Elinde şoförlerimizin yaptığına dair belgeler olduğunu ve istediği parayı vermezsem bölge savcısına vereceğini söyledi. En azından benim açımdan endişelenecek bir şey olmadığını biliyordum. Fakat hukuki açıdan bir firmanın çalışanlarının hareketlerinden mesul olduklarını da biliyordum. Üstelik olay mahkemeye kadar gider de basına sızarsa bu kötü ünün iflasıma sebep olacağının farkındaydım.
İşimle gurur duyuyordum. Bu şirketi 24 yıl önce babam kurmuştu. O kadar çok düşündüm ki hastalandım. 3 gün boyunca tek lokma yemedim. Büromda volta atıp duruyordum. Adama 5000 doları ödeyecek miydim yoksa cehennemin dibine kadar yolu olduğunu mu söyleyecektim? Neye karar verirsem vereyim sonuç kâbus gibiydi.
Pazar gecesi arkadaşımdan aldığım “Endişeden Kurtulmanın Yolları” adlı kitapçığı okudum. Willies h. Carrier’in hikâyesine rastladım. “En kötüyle yüz yüze gel” diyordu hikâyede. Sonra kendi kendime sordum. “Parayı vermeyi reddedersem ve deliller bölge savcısına giderse ne olur?” cevap şirketin iflasıydı. Olabilecek en kötü şey buydu. Hapse girmezdim. Sadece ünüme leke düşerdi.
Sonra kendi kendime dedim ki “peki iflas ettim diyelim bunu zihnimde kabullendim ya sonra” İflas ettiğime göre iş aramalıydım. Petrol hakkında pek çok şey biliyordum. Beni işe almaktan hoşnut olacak pek çok firma vardı. Kendimi daha iyi hissetmeye başladım.
3 gün 3 gecedir duyduğum aşırı korku yavaş yavaş kaybolmaya başladı. Duygularım rayına oturmaya başladı ve şaşırtıcı bir şekilde düşünme yeteneğimi geri kazanmaya başlamıştım. Çözümleri düşünürken tamamen yeni bir bakış açısı kazanmaya başladım. Bu durumu avukatıma anlatırsam o benim düşünmediğim bir yol bulabilirdi.
Bunun daha önce aklıma gelmemesi aptalca görünebilir fakat daha önce düşünmüyor sadece üzülüyordum. Avukatım gidip bölge savcısını görmemi durumu ona olduğu gibi anlatmamı söyledi. Anlatmayı bitirdiğimde bölge savcısının bu şantaj işinin aylardır devam ettiğini hükümet müfettişi olduğunu söyleyen şahsın polis tarafından aranılan bir dolandırıcı olduğunu öğrendiğimde çok şaşırdım. Bu tecrübe bana iyi bir ders verdi.

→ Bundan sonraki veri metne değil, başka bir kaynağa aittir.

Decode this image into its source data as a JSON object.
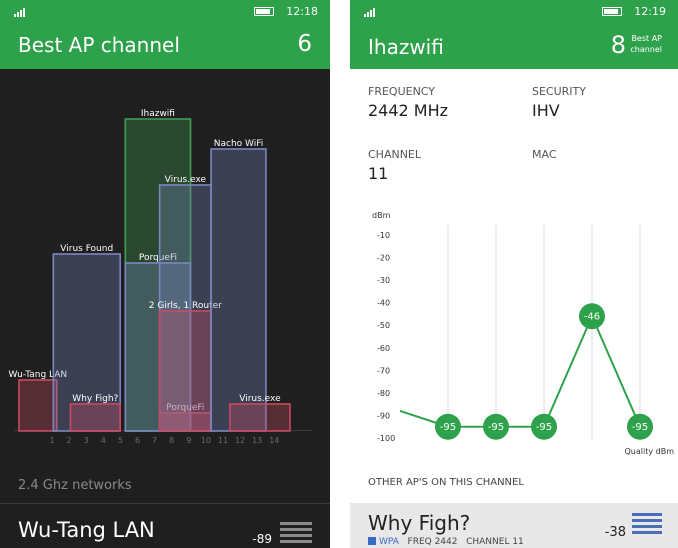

Şimdi ne zaman beni endişelendirecek sıkıcı bir problemle karşılaşsam hemen bu sihirli formülü uyguluyorum. Formül şu:
1-Kendi kendinize “olabilecek en kötü şey nedir” diye sorun.
2- Mecbursanız bunu kabullenmeye hazırlanın
3-Daha sonra sakin bir şekilde en kötüyü iyileştirmeye çalışın.